# Winter steelhead



## steelhead101 (Mar 10, 2012)

I'm thinking about doing some fishing around the Marquette area for some steal, the chocolate I hear is good anyone have advice for the area?

Sent from my XT907 using Ohub Campfire mobile app


----------



## Robert Holmes (Oct 13, 2008)

You are in the UP once you are N of the 45th just about every stream or river gets a steelhead run of sorts. You just have to do some exploring. The more that you do some exploring the more good fishing spots that you will find. Good Luck fishing


----------



## itchn2fish (Dec 15, 2005)

One good place to try near you would be that river coming out of Lk Independence. Good Luck


----------



## Jfish (Sep 22, 2010)

I fish there a lot. Sounds like they're all going to be locked up this year for winter. Better bust out the ice fishing gear.


----------



## steelhead101 (Mar 10, 2012)

What do you mean locked out? You mean iced out right? Anyways might be better to try some ice fishing but the mouth of the river is no good either ? 

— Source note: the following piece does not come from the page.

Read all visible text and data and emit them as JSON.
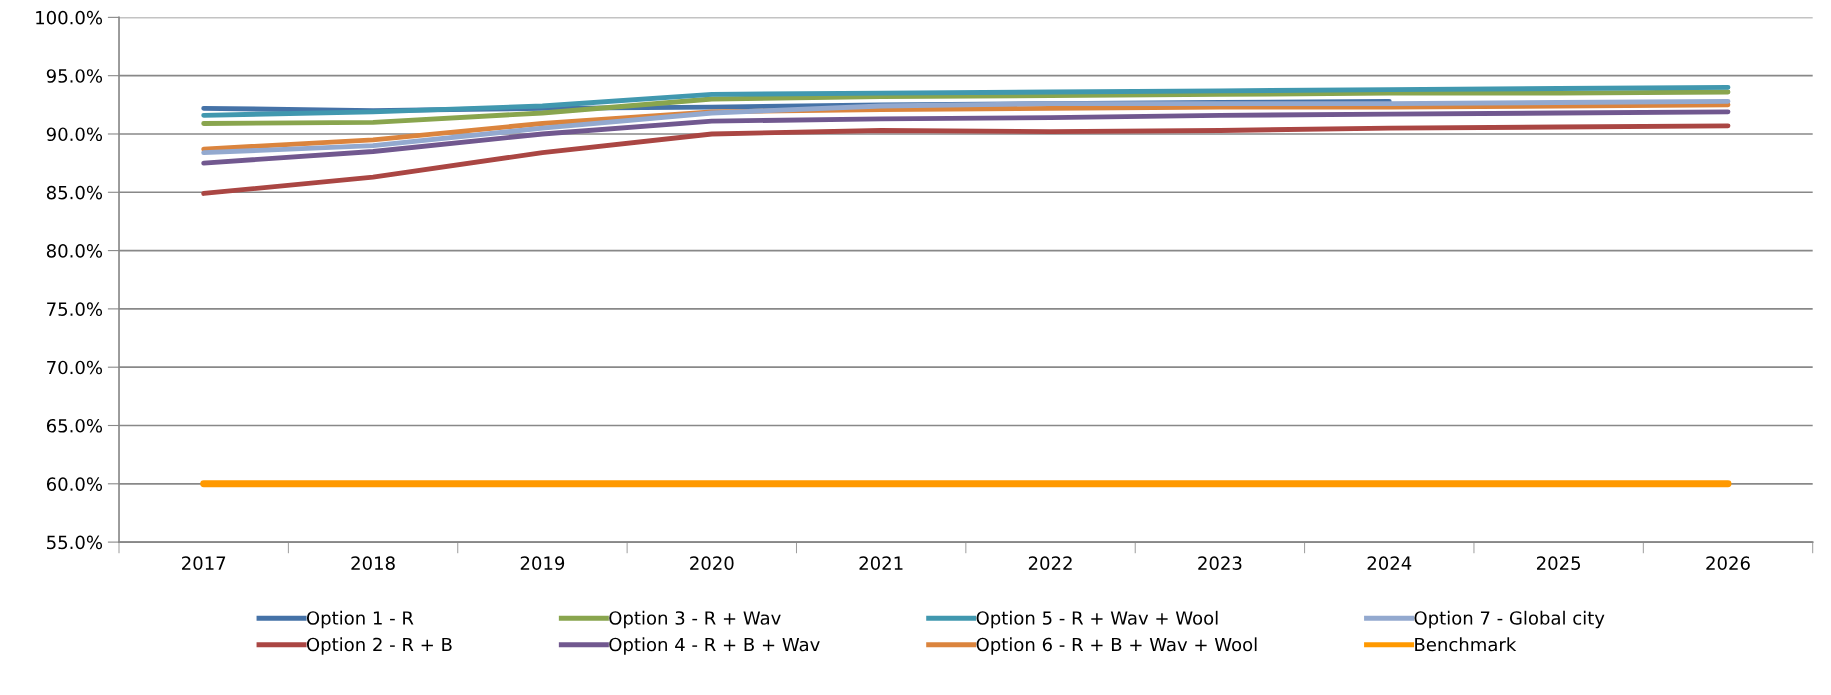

Sent from my XT907 using Ohub Campfire mobile app


----------



## Jfish (Sep 22, 2010)

steelhead101 said:


> What do you mean locked out? You mean iced out right? Anyways might be better to try some ice fishing but the mouth of the river is no good either ?
> 
> Sent from my XT907 using Ohub Campfire mobile app


Yeah ice. I say locked when the river is locked with ice.

It probably depends on the river that you're talking about. I don't ice fish so I can't say if the mouth would be good. On the choc I bet the ice is only going to be thick enough to think it's good to stand on. I'm not a local so I can't say for sure. Try some of the bays maybe. I'll be looking for open water when I'm up next. If there's none I'll be snowmobiling.


----------



## Robert Holmes (Oct 13, 2008)

There is little if any in the UP anymore. If you want the chromers they lurk under the ice in 4 to 15 fow off from the river mouths, I will clue you it is one of the most fun fish that you can pull through an ice hole.


----------



## iced one (Jan 19, 2011)

Robert Holmes said:


> There is little if any in the UP anymore. If you want the chromers they lurk under the ice in 4 to 15 fow off from the river mouths, I will clue you it is one of the most fun fish that you can pull through an ice hole.


Can you even get out on the ice near any river mouths off of superior? Besides the one that starts with an A out near Munising?


----------



## Jfish (Sep 22, 2010)

Go to Lake Michigan. There should be some ice some places off of Superior.


----------



## Robert Holmes (Oct 13, 2008)

Wow, I heard on the news today that ice is breaking up on a couple of the EUP rivers causing flooding. The next time I can go out is Jan 1 so it looks like I might be heading for Lake Michigan to try it. Steelhead can be caught in pretty shallow water in the winter so it is just a matter of changing locations and giving it a try.


----------



## Robert Holmes (Oct 13, 2008)

Everywhere I have been in the EUP has at least 18 inches of ice. I would say that now is the time to try steelhead fishing off from river mouths if you want to catch steelhead. Be prepared to spend a little time at it because it is not like perch fishing. You either get them you don't but once you find them it is worth going back again.


----------



## steelhead101 (Mar 10, 2012)

Thanks I'm used to the lower part of Michigan and fishing the ausable where I dont think I've ever seen it froze up. Maybe I'll try some river mouths ice fishing.

Sent from my XT907 using Ohub Campfire mobile app


----------



## nmufish (Sep 11, 2007)

I fished in the Marquette area twice this week. I caught a nice coho hen and a freind got a coho male. Pretty slow overall, but it sure is nice to see some open water. I am going again tonight to a stream that usually has a good number of winter steel.


----------



## steelhead101 (Mar 10, 2012)

Pm me if you feel like helping a kid out I'll keep her quiet 

Sent from my XT907 using Ohub Campfire mobile app


----------



## nmufish (Sep 11, 2007)

Fished Monday night and found one nice skipper. Also caught 4 browns with one being pretty nice. Coho and steelie spawn is what we used. I forgot to buy crawlers. Water was low and clear, but the fish were pretty active. Ill send you a PM steelhead.


----------



## steelhead101 (Mar 10, 2012)

thanks pm received


----------